All the regional winners from the YouTube Space Lab competition. Courtesy of YouTube. (Bryan Rapoza/BRYAN RAPOZA WWW.AVENFOTO.COM)

As the plane takes off for the zero gravity flight, even the most seasoned air travelers are fidgeting. Part of it could be nerves, but most of that excess energy comes from the excitement. Soon, the passengers think, we’ll be floating around this plane.

For Emerald Bresnahan, the anticipation is extra sweet. Not only is she a regional finalist in YouTube’s Space Lab competition and taking this unusual trip on her 18th birthday, it’s also the first flight of her life.

She is one of nine finalists on the plane, joined in flight Wednesday by representatives from YouTube and Lenovo, and some press folks — including yours truly. Ahead of the flight, she’s all smiles and jokes, telling me that she’s already planned out the flips she’ll be doing as we float. On the plane, I’m fiddling with my flight suit. But Bresnahan is calm, far calmer than what you’d expect of anyone on their first flight, especially one that includes 15 parabolic maneuvers that result in about eight minutes of total weightlessness.

Terese Brewster, the president and chief operating officer of the Arlington, Va.- based Zero Gravity Corporation, said that passengers’ inability to describe the feeling is one of her biggest marketing challenges.

“We can tell you what it’s not like,” she tells me ahead of the flight. “It’s hard to say what it is like.” Still, the appeal of the flights allow the company to book them, at around $5,000 a pop, for weddings and even family vacations.

For Emerald Bresnahan, center, this weightless trip was the first flight of her life. All the regional winners from the YouTube Space Lab competition. Courtesy of YouTube.

As we get to altitude, I’m acutely aware of every rise and fall, a small preview of what’s to come. Soon, the coaches tell us to take our places lying on the floor, with our feet towards the cockpit to avoid motion sickness. (For a handful of participants on our flight, this tactic doesn’t work as well.)

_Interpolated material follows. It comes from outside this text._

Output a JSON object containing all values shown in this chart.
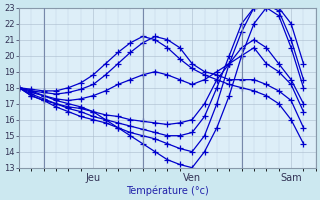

We start slowly, with the pilots pulling off a first maneuver meant to simulate the way gravity feels on Mars. As the plane climbs, we feel the pressure of 1.8 times the force of gravity, and lifting my leg feels like an arduous task. Then, suddenly, the weight drains away and we start to lift. People around me are giggling as they do one-handed pushups. Next we do two lunar parabolas, which take us to about 1/6 of our body weight. Now the push-ups are done on one fingertip. I shoot a thumbs-up at Emerald, nearly upside-down with her ponytail flying, which she returns with a grin.

Finally, the pilots take us into the weightless dives. We get twelve of these in all, each lasting a little over 30 seconds. Again, the feeling is gradual, as if the weight of your body is simply draining away. And then we’re floating off the floor, headed toward the mercifully padded ceiling. I scramble for the guide ropes to keep from colliding with another passenger.

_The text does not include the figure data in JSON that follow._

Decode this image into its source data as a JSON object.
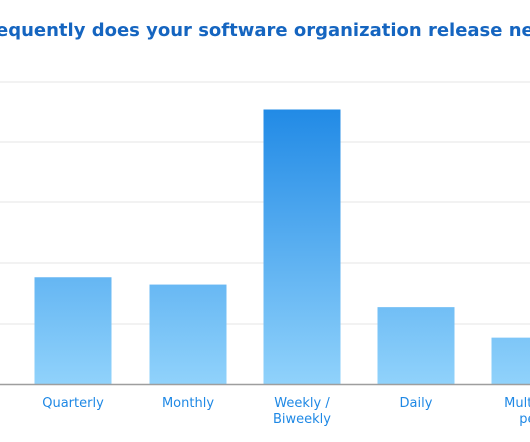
{
  "colors": {
    "title": "#1565c0",
    "tick_label": "#1e88e5",
    "grid": "#e6e6e6",
    "axis": "#9e9e9e",
    "bar_top_strong": "#1e88e5",
    "bar_bottom_light": "#90d2fb"
  },
  "chart_data": {
    "type": "bar",
    "title": "equently does your software organization release new features to",
    "xlabel": "",
    "ylabel": "",
    "grid": true,
    "ylim": [
      0,
      50
    ],
    "categories": [
      [
        "Quarterly"
      ],
      [
        "Monthly"
      ],
      [
        "Weekly /",
        "Biweekly"
      ],
      [
        "Daily"
      ],
      [
        "Multiple",
        "per"
      ]
    ],
    "values": [
      17.5,
      16.3,
      45,
      12.6,
      7.6
    ]
  }
}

Being weightless is simultaneously the most chaotic and most calming experience I’ve ever had. My body is completely at ease while my mind races to find the proper orientation. Floating is, of course, the coolest part, but so is the absence of any pressure on your joints. In fact, one woman on the flight mentions that pain from a pinched nerve that’s been bothering her completely disappears while we’re in the air.

By the time we’ve done a few of the dives, the finalists — including the winners announced Thursday, Dorothy Chen, Sara Ma and Amr Mohamed — are all laughing, spinning and flipping through the air. They get playful, trying to drink water out of the air or play catch. Meanwhile, I ambitiously try a flip only to find I haven’t given myself enough momentum and get stuck upside-down. I decide to stick to spinning and floating.

As Brewster says, it’s much easier to say what the experience isn’t like than what it is. It’s not like the moment at the top of a roller coaster. It’s like being underwater, except it’s not at all like it, since there’s no feeling of buoyancy. And it’s not like swimming. In fact, the coaches tell us ahead of time: don’t try to swim. You’ll just end up kicking someone in the face, they say — as I am sad to admit I did once while trying to regain my sense of up and down.

After we touchdown, I run up to ask Bresnahan about her reactions to the flight. To my surprise, Emerald — whose experiment looked into the connection between the way snowflakes and galaxies form — says that she loved being able to see clouds from the top.

“It was so cool to see them from that angle,” she replies. “They were like mountains.”

And the zero gravity?

“Oh yeah,” she says, with laughter in her voice. “That was cool, too.”